RIT is known not only for academics but for its cooperative education programs (co-op for short). Having started co-ops as early as 1912, RIT has grown a reputation for helping students gain real-world experience during their academic careers here. Currently, about 80% of the majors on campus require a co-op. Each major has its own specifications, but many of these majors are 5-year programs - 4 years of classes total, and 1 year of co-op total (give or take some semesters).

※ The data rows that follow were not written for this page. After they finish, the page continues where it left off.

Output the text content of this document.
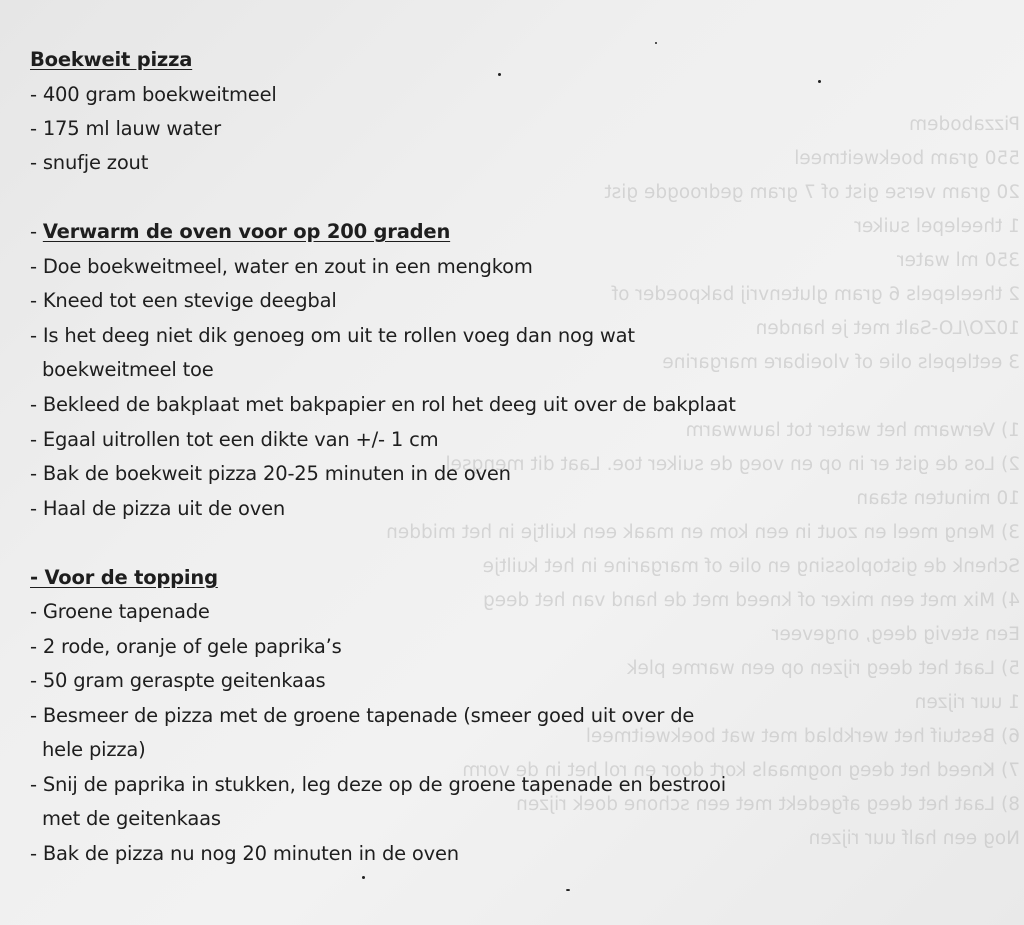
Pizzabodem
550 gram boekweitmeel
20 gram verse gist of 7 gram gedroogde gist
1 theelepel suiker
350 ml water
2 theelepels 6 gram glutenvrij bakpoeder of
10ZO/LO-Salt met je handen
3 eetlepels olie of vloeibare margarine

1) Verwarm het water tot lauwwarm
2) Los de gist er in op en voeg de suiker toe. Laat dit mengsel
10 minuten staan
3) Meng meel en zout in een kom en maak een kuiltje in het midden
Schenk de gistoplossing en olie of margarine in het kuiltje
4) Mix met een mixer of kneed met de hand van het deeg
Een stevig deeg, ongeveer
5) Laat het deeg rijzen op een warme plek
1 uur rijzen
6) Bestuif het werkblad met wat boekweitmeel
7) Kneed het deeg nogmaals kort door en rol het in de vorm
8) Laat het deeg afgedekt met een schone doek rijzen
Nog een half uur rijzen
Boekweit pizza
- 400 gram boekweitmeel
- 175 ml lauw water
- snufje zout
- Verwarm de oven voor op 200 graden
- Doe boekweitmeel, water en zout in een mengkom
- Kneed tot een stevige deegbal
- Is het deeg niet dik genoeg om uit te rollen voeg dan nog wat
boekweitmeel toe
- Bekleed de bakplaat met bakpapier en rol het deeg uit over de bakplaat
- Egaal uitrollen tot een dikte van +/- 1 cm
- Bak de boekweit pizza 20-25 minuten in de oven
- Haal de pizza uit de oven
- Voor de topping
- Groene tapenade
- 2 rode, oranje of gele paprika’s
- 50 gram geraspte geitenkaas
- Besmeer de pizza met de groene tapenade (smeer goed uit over de
hele pizza)
- Snij de paprika in stukken, leg deze op de groene tapenade en bestrooi
met de geitenkaas
- Bak de pizza nu nog 20 minuten in de oven
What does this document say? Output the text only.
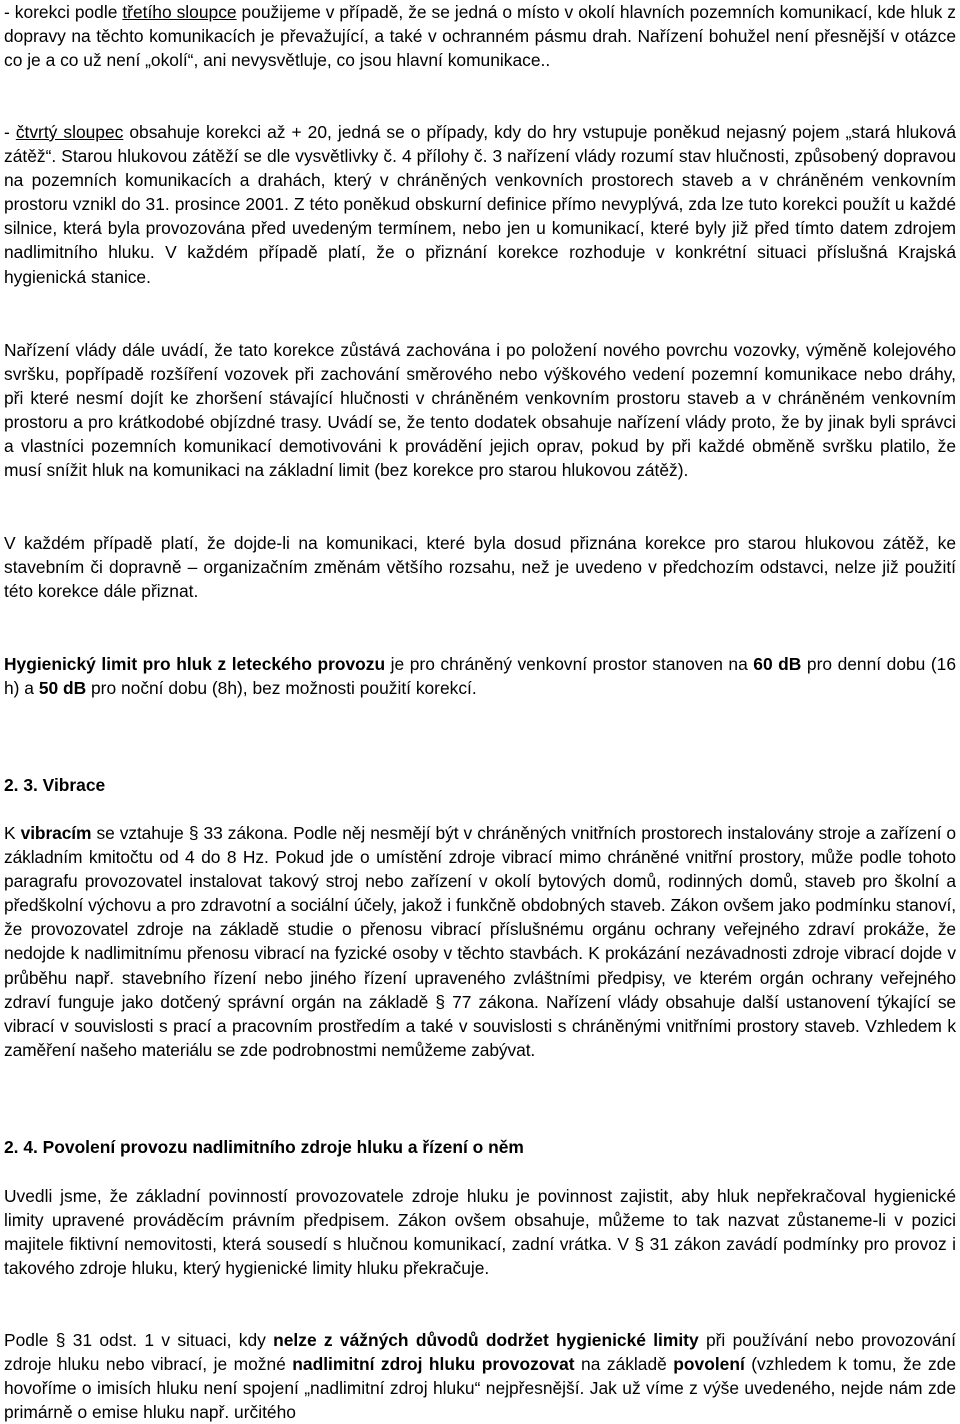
- korekci podle třetího sloupce použijeme v případě, že se jedná o místo v okolí hlavních pozemních komunikací, kde hluk z dopravy na těchto komunikacích je převažující, a také v ochranném pásmu drah. Nařízení bohužel není přesnější v otázce co je a co už není „okolí“, ani nevysvětluje, co jsou hlavní komunikace..

- čtvrtý sloupec obsahuje korekci až + 20, jedná se o případy, kdy do hry vstupuje poněkud nejasný pojem „stará hluková zátěž“. Starou hlukovou zátěží se dle vysvětlivky č. 4 přílohy č. 3 nařízení vlády rozumí stav hlučnosti, způsobený dopravou na pozemních komunikacích a drahách, který v chráněných venkovních prostorech staveb a v chráněném venkovním prostoru vznikl do 31. prosince 2001. Z této poněkud obskurní definice přímo nevyplývá, zda lze tuto korekci použít u každé silnice, která byla provozována před uvedeným termínem, nebo jen u komunikací, které byly již před tímto datem zdrojem nadlimitního hluku. V každém případě platí, že o přiznání korekce rozhoduje v konkrétní situaci příslušná Krajská hygienická stanice.

Nařízení vlády dále uvádí, že tato korekce zůstává zachována i po položení nového povrchu vozovky, výměně kolejového svršku, popřípadě rozšíření vozovek při zachování směrového nebo výškového vedení pozemní komunikace nebo dráhy, při které nesmí dojít ke zhoršení stávající hlučnosti v chráněném venkovním prostoru staveb a v chráněném venkovním prostoru a pro krátkodobé objízdné trasy. Uvádí se, že tento dodatek obsahuje nařízení vlády proto, že by jinak byli správci a vlastníci pozemních komunikací demotivováni k provádění jejich oprav, pokud by při každé obměně svršku platilo, že musí snížit hluk na komunikaci na základní limit (bez korekce pro starou hlukovou zátěž).

V každém případě platí, že dojde-li na komunikaci, které byla dosud přiznána korekce pro starou hlukovou zátěž, ke stavebním či dopravně – organizačním změnám většího rozsahu, než je uvedeno v předchozím odstavci, nelze již použití této korekce dále přiznat.

Hygienický limit pro hluk z leteckého provozu je pro chráněný venkovní prostor stanoven na 60 dB pro denní dobu (16 h) a 50 dB pro noční dobu (8h), bez možnosti použití korekcí.

2. 3. Vibrace

K vibracím se vztahuje § 33 zákona. Podle něj nesmějí být v chráněných vnitřních prostorech instalovány stroje a zařízení o základním kmitočtu od 4 do 8 Hz. Pokud jde o umístění zdroje vibrací mimo chráněné vnitřní prostory, může podle tohoto paragrafu provozovatel instalovat takový stroj nebo zařízení v okolí bytových domů, rodinných domů, staveb pro školní a předškolní výchovu a pro zdravotní a sociální účely, jakož i funkčně obdobných staveb. Zákon ovšem jako podmínku stanoví, že provozovatel zdroje na základě studie o přenosu vibrací příslušnému orgánu ochrany veřejného zdraví prokáže, že nedojde k nadlimitnímu přenosu vibrací na fyzické osoby v těchto stavbách. K prokázání nezávadnosti zdroje vibrací dojde v průběhu např. stavebního řízení nebo jiného řízení upraveného zvláštními předpisy, ve kterém orgán ochrany veřejného zdraví funguje jako dotčený správní orgán na základě § 77 zákona. Nařízení vlády obsahuje další ustanovení týkající se vibrací v souvislosti s prací a pracovním prostředím a také v souvislosti s chráněnými vnitřními prostory staveb. Vzhledem k zaměření našeho materiálu se zde podrobnostmi nemůžeme zabývat.

2. 4. Povolení provozu nadlimitního zdroje hluku a řízení o něm

Uvedli jsme, že základní povinností provozovatele zdroje hluku je povinnost zajistit, aby hluk nepřekračoval hygienické limity upravené prováděcím právním předpisem. Zákon ovšem obsahuje, můžeme to tak nazvat zůstanemе-li v pozici majitele fiktivní nemovitosti, která sousedí s hlučnou komunikací, zadní vrátka. V § 31 zákon zavádí podmínky pro provoz i takového zdroje hluku, který hygienické limity hluku překračuje.

Podle § 31 odst. 1 v situaci, kdy nelze z vážných důvodů dodržet hygienické limity při používání nebo provozování zdroje hluku nebo vibrací, je možné nadlimitní zdroj hluku provozovat na základě povolení (vzhledem k tomu, že zde hovoříme o imisích hluku není spojení „nadlimitní zdroj hluku“ nejpřesnější. Jak už víme z výše uvedeného, nejde nám zde primárně o emise hluku např. určitého
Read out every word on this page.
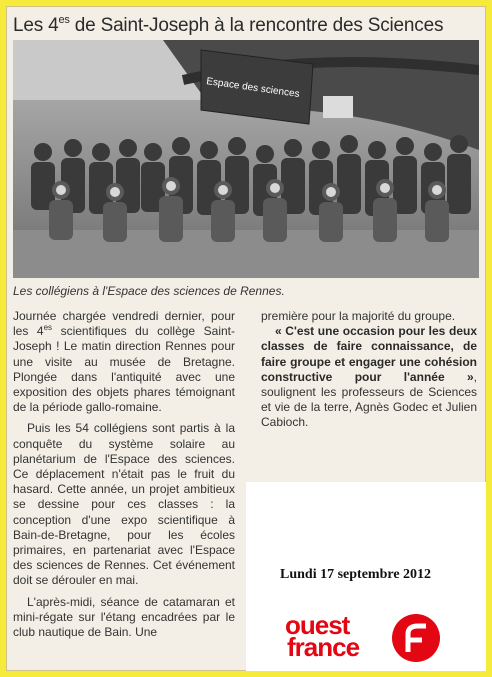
Les $4^{es}$ de Saint-Joseph à la rencontre des Sciences
Espace des sciences
Les collégiens à l'Espace des sciences de Rennes.

Journée chargée vendredi dernier, pour les $4^{es}$ scientifiques du collège Saint-Joseph ! Le matin direction Rennes pour une visite au musée de Bretagne. Plongée dans l'antiquité avec une exposition des objets phares témoignant de la période gallo-romaine.

Puis les 54 collégiens sont partis à la conquête du système solaire au planétarium de l'Espace des sciences. Ce déplacement n'était pas le fruit du hasard. Cette année, un projet ambitieux se dessine pour ces classes : la conception d'une expo scientifique à Bain-de-Bretagne, pour les écoles primaires, en partenariat avec l'Espace des sciences de Rennes. Cet événement doit se dérouler en mai.

L'après-midi, séance de catamaran et mini-régate sur l'étang encadrées par le club nautique de Bain. Une

première pour la majorité du groupe.

« C'est une occasion pour les deux classes de faire connaissance, de faire groupe et engager une cohésion constructive pour l'année », soulignent les professeurs de Sciences et vie de la terre, Agnès Godec et Julien Cabioch.

Lundi 17 septembre 2012
ouest
france
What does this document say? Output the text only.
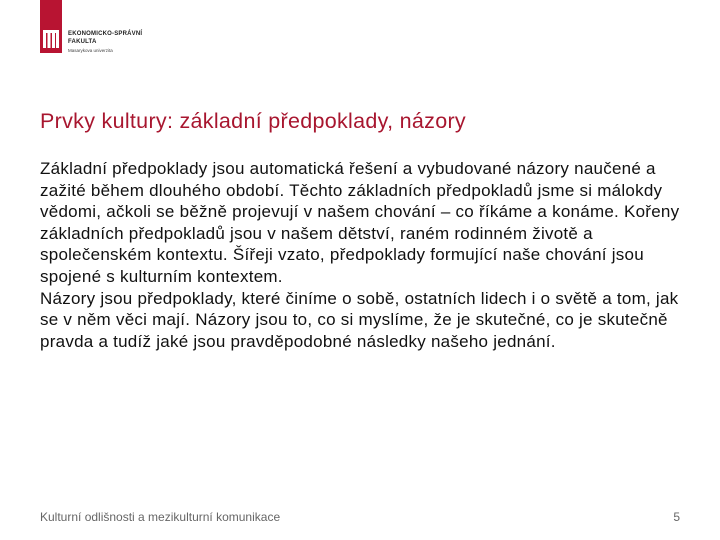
EKONOMICKO-SPRÁVNÍ
FAKULTA
Masarykova univerzita
Prvky kultury: základní předpoklady, názory

Základní předpoklady jsou automatická řešení a vybudované názory naučené a zažité během dlouhého období. Těchto základních předpokladů jsme si málokdy vědomi, ačkoli se běžně projevují v našem chování – co říkáme a konáme. Kořeny základních předpokladů jsou v našem dětství, raném rodinném životě a společenském kontextu. Šířeji vzato, předpoklady formující naše chování jsou spojené s kulturním kontextem.

Názory jsou předpoklady, které činíme o sobě, ostatních lidech i o světě a tom, jak se v něm věci mají. Názory jsou to, co si myslíme, že je skutečné, co je skutečně pravda a tudíž jaké jsou pravděpodobné následky našeho jednání.

Kulturní odlišnosti a mezikulturní komunikace	5
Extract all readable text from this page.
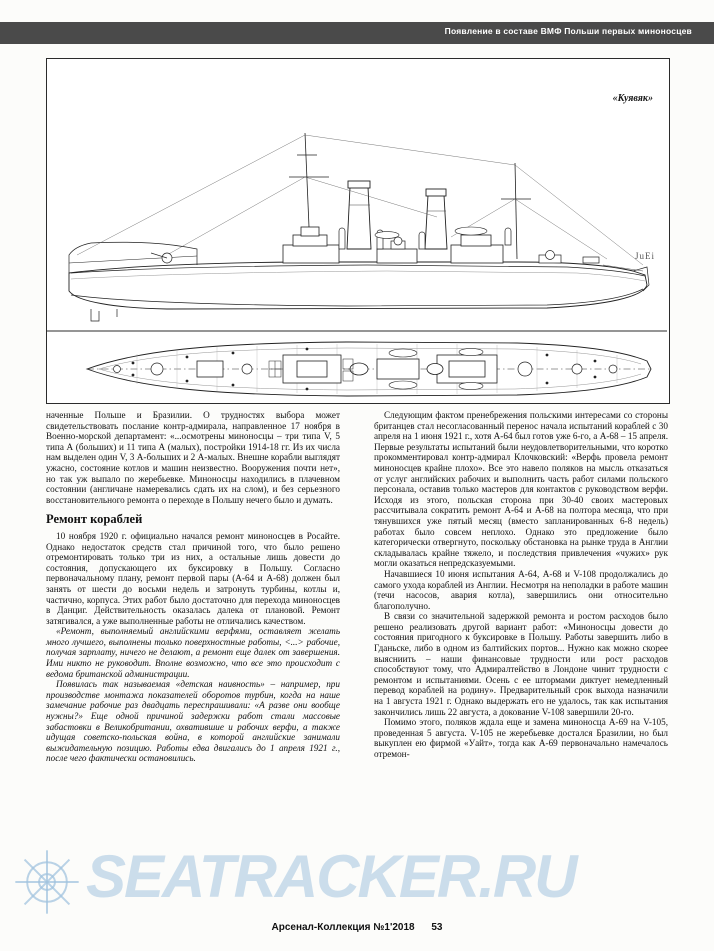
Появление в составе ВМФ Польши первых миноносцев
«Куявяк»
JuEi

наченные Польше и Бразилии. О трудностях выбора может свидетельствовать послание контр-адмирала, направленное 17 ноября в Военно-морской департамент: «...осмотрены миноносцы – три типа V, 5 типа А (больших) и 11 типа А (малых), постройки 1914-18 гг. Из их числа нам выделен один V, 3 А-больших и 2 А-малых. Внешне корабли выглядят ужасно, состояние котлов и машин неизвестно. Вооружения почти нет», но так уж выпало по жеребьевке. Миноносцы находились в плачевном состоянии (англичане намеревались сдать их на слом), и без серьезного восстановительного ремонта о переходе в Польшу нечего было и думать.

Ремонт кораблей

10 ноября 1920 г. официально начался ремонт миноносцев в Росайте. Однако недостаток средств стал причиной того, что было решено отремонтировать только три из них, а остальные лишь довести до состояния, допускающего их буксировку в Польшу. Согласно первоначальному плану, ремонт первой пары (А-64 и А-68) должен был занять от шести до восьми недель и затронуть турбины, котлы и, частично, корпуса. Этих работ было достаточно для перехода миноносцев в Данциг. Действительность оказалась далека от плановой. Ремонт затягивался, а уже выполненные работы не отличались качеством.

«Ремонт, выполняемый английскими верфями, оставляет желать много лучшего, выполнены только поверхностные работы, <...> рабочие, получая зарплату, ничего не делают, а ремонт еще далек от завершения. Ими никто не руководит. Вполне возможно, что все это происходит с ведома британской администрации.

Появилась так называемая «детская наивность» – например, при производстве монтажа показателей оборотов турбин, когда на наше замечание рабочие раз двадцать переспрашивали: «А разве они вообще нужны?» Еще одной причиной задержки работ стали массовые забастовки в Великобритании, охватившие и рабочих верфи, а также идущая советско-польская война, в которой английские занимали выжидательную позицию. Работы едва двигались до 1 апреля 1921 г., после чего фактически остановились.

Следующим фактом пренебрежения польскими интересами со стороны британцев стал несогласованный перенос начала испытаний кораблей с 30 апреля на 1 июня 1921 г., хотя А-64 был готов уже 6-го, а А-68 – 15 апреля. Первые результаты испытаний были неудовлетворительными, что коротко прокомментировал контр-адмирал Клочковский: «Верфь провела ремонт миноносцев крайне плохо». Все это навело поляков на мысль отказаться от услуг английских рабочих и выполнить часть работ силами польского персонала, оставив только мастеров для контактов с руководством верфи. Исходя из этого, польская сторона при 30-40 своих мастеровых расcчитывала сократить ремонт А-64 и А-68 на полтора месяца, что при тянувшихся уже пятый месяц (вместо запланированных 6-8 недель) работах было совсем неплохо. Однако это предложение было категорически отвергнуто, поскольку обстановка на рынке труда в Англии складывалась крайне тяжело, и последствия привлечения «чужих» рук могли оказаться непредсказуемыми.

Начавшиеся 10 июня испытания А-64, А-68 и V-108 продолжались до самого ухода кораблей из Англии. Несмотря на неполадки в работе машин (течи насосов, авария котла), завершились они относительно благополучно.

В связи со значительной задержкой ремонта и ростом расходов было решено реализовать другой вариант работ: «Миноносцы довести до состояния пригодного к буксировке в Польшу. Работы завершить либо в Гданьске, либо в одном из балтийских портов... Нужно как можно скорее выясниить – наши финансовые трудности или рост расходов способствуют тому, что Адмиралтейство в Лондоне чинит трудности с ремонтом и испытаниями. Осень с ее штормами диктует немедленный перевод кораблей на родину». Предварительный срок выхода назначили на 1 августа 1921 г. Однако выдержать его не удалось, так как испытания закончились лишь 22 августа, а докование V-108 завершили 20-го.

Помимо этого, поляков ждала еще и замена миноносца А-69 на V-105, проведенная 5 августа. V-105 не жеребьевке достался Бразилии, но был выкуплен ею фирмой «Уайт», тогда как А-69 первоначально намечалось отремон-

SEATRACKER.RU
Арсенал-Коллекция №1'2018 53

I'm currently co-oping across the country from RIT, out in San Francisco. I'm working at a digital design agency called Odopod. I first heard of Odopod about a week before Creative Industry Day - RIT's big career fair specifically for more design-oriented majors. Though my major, New Media Design, is one of the few that does not require a co-op, it's still highly encouraged. In addition to our professors helping students prep for the career fair with classes and workshops, the New Media Club held skype-in practice interviews with alumni from across the country.
I remember standing in line to speak with a representative from Odopod at the career fair. I was nervous and tired. I had been standing in lines all day, talking to a lot of people and showing them work while trying to remain enthusiastic. Odopod was the last company I planned on talking to, and I almost thought about bailing because the line was so long... but then one of my professors showed up. He gave me some tips on what to talk about, and how to pitch my work - we were even editing my portfolio together right there in line!
Now, several months later, I'm out in California. Surprisingly, there is a much larger network of RIT alum here than I would have originally anticipated. A few of my close friends from freshman year here working, and nearly half the agency I work for is employed by RIT alum - many from my major. Additionally, I have consistently found and met up with more RIT alum each weekend - whether it's going to beaches, festivals, or design events.
This summer has been such a great experience so far, and there's still more to go. My advice to underclassmen - take advantage of opportunities at RIT. Talk to professors, network, and try to go to events that will help you towards your career path. Start going to career fairs early, even if you do not get hired, you will have more experience interviewing and feel more confident the next time around. Try working someplace new! This is my first time on the west coast and living in a city on my own. Why not try it now? Co-oping will help you learn so much about yourself and your preferences - do you like city living? Is this the field you can see yourself in? What can you do now to help get you the job you want in the future? Are you ok with public transportation? Keep in mind, co-ops are It's only temporary. Regardless of how it goes, it will be over in a couple months and you'll know what to look for in your next co-op or job. Also, if you do end up co-oping or interning somewhere, talk to people and continue to network! You may even find some RIT alum. Good luck out there!